Maybe that belief goes back to childhood when someone implanted that idea – which, of course, is false. We can all sing. We may not all have voices that would get us a role in the West End, we may not all feel confident that we can always hit the ‘right’ note, but unless there is a physical reason which has damaged or removed our vocal apparatus, I’d argue that we can all sing and we can all benefit from doing it regularly.

If we open our mouths and our hearts and let rip, it’s a great stress buster, releasing endorphins and engaging our solar plexus. It’s aerobic activity so acts on us in much the same way as a work out at the gym. That’s why we marked the end of Mental Health Awareness week last Friday, with a 'Big Sing' in the chapel. We sang everything from ‘Jerusalem’ to ‘Bohemian Rhapsody’ and had a ball! Moves are afoot to repeat this joyous experience once each half-term!
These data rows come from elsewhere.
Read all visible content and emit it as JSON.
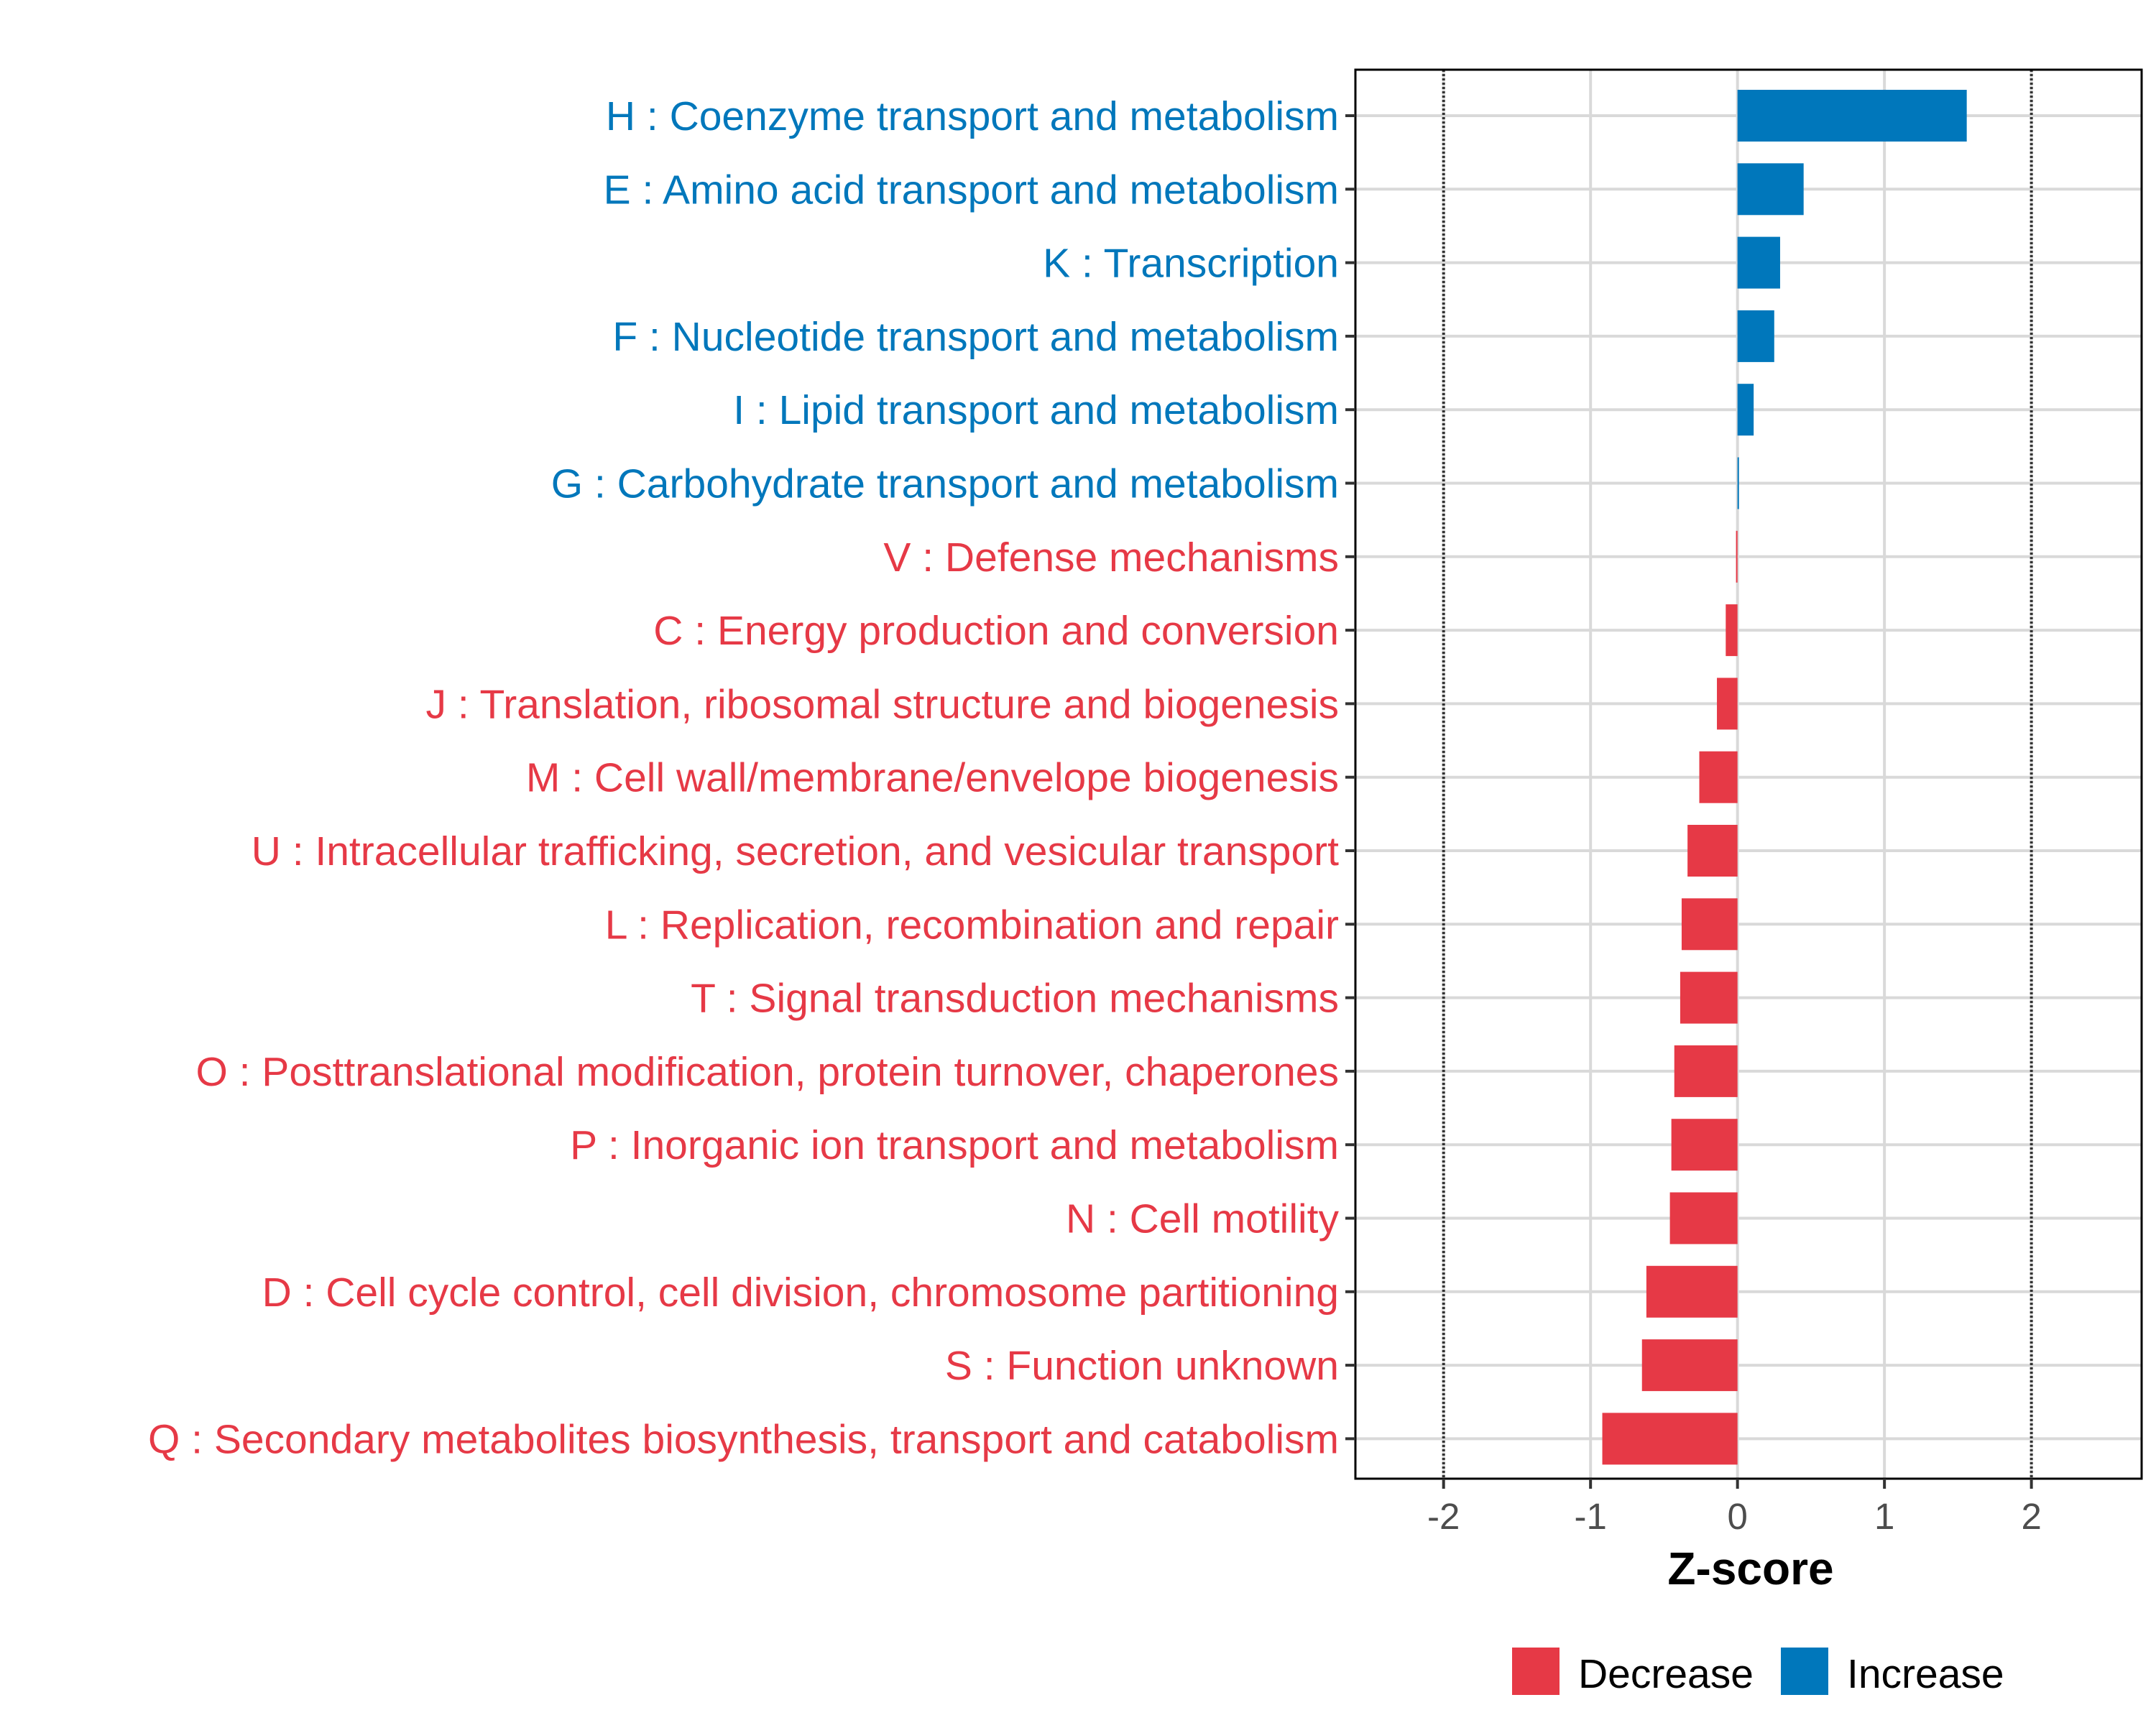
{
  "chart_data": {
    "type": "bar",
    "orientation": "horizontal",
    "xlabel": "Z-score",
    "ylabel": "",
    "xlim": [
      -2.6,
      2.75
    ],
    "xticks": [
      -2,
      -1,
      0,
      1,
      2
    ],
    "xtick_labels": [
      "-2",
      "-1",
      "0",
      "1",
      "2"
    ],
    "reference_lines": [
      -2,
      2
    ],
    "grid": true,
    "categories": [
      "H : Coenzyme transport and metabolism",
      "E : Amino acid transport and metabolism",
      "K : Transcription",
      "F : Nucleotide transport and metabolism",
      "I : Lipid transport and metabolism",
      "G : Carbohydrate transport and metabolism",
      "V : Defense mechanisms",
      "C : Energy production and conversion",
      "J : Translation, ribosomal structure and biogenesis",
      "M : Cell wall/membrane/envelope biogenesis",
      "U : Intracellular trafficking, secretion, and vesicular transport",
      "L : Replication, recombination and repair",
      "T : Signal transduction mechanisms",
      "O : Posttranslational modification, protein turnover, chaperones",
      "P : Inorganic ion transport and metabolism",
      "N : Cell motility",
      "D : Cell cycle control, cell division, chromosome partitioning",
      "S : Function unknown",
      "Q : Secondary metabolites biosynthesis, transport and catabolism"
    ],
    "values": [
      1.56,
      0.45,
      0.29,
      0.25,
      0.11,
      0.01,
      -0.01,
      -0.08,
      -0.14,
      -0.26,
      -0.34,
      -0.38,
      -0.39,
      -0.43,
      -0.45,
      -0.46,
      -0.62,
      -0.65,
      -0.92
    ],
    "legend": {
      "position": "bottom",
      "items": [
        {
          "label": "Decrease",
          "color": "#e63946"
        },
        {
          "label": "Increase",
          "color": "#0077bb"
        }
      ]
    },
    "colors": {
      "increase": "#0077bb",
      "decrease": "#e63946",
      "grid": "#d9d9d9",
      "border": "#000000"
    }
  }
}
Scientists from the University of California have found that singing also increases the production of Immunoglobulin A, produced by the body’s immune system to fight disease. Singing is also increasingly being used to help those suffering from Alzheimer’s disease.

The key-point is that you don’t have to be ‘good’ at singing to benefit from it. The object of singing for well-being is to have fun, not to deliver a pitch-perfect performance. Here are some ideas to get you started:

  • We joke about singing in the bath or the shower but the acoustics will really encourage you, so do it!
  • Find songs you love on YouTube and sing along.
  • Sing in the car, on your own, or with your family – the younger you start this, the more acceptable it will be! When I was a child, back in the day, we carried song books in the car even though we weren’t a ‘musical’ family.
  • If you’ve got little children, sing nursery rhymes and if they have older siblings, encourage them to teach them to the older ones.
  • Take singing lessons and encourage your son to as well. Here our singing teachers won’t push boys to take exams unless they want to so put the focus on the joy of singing, not yet another thing that’s ‘work’ and involves ‘tests’.
  • Choirs and singing groups are hugely popular now, so find one to join. They cater for a huge range of tastes and include groups for those who can’t read music.
  • Sing at rugby and football matches, sing along at rock concerts, sing with your faith group if you have one – just take any and every opportunity to let rip!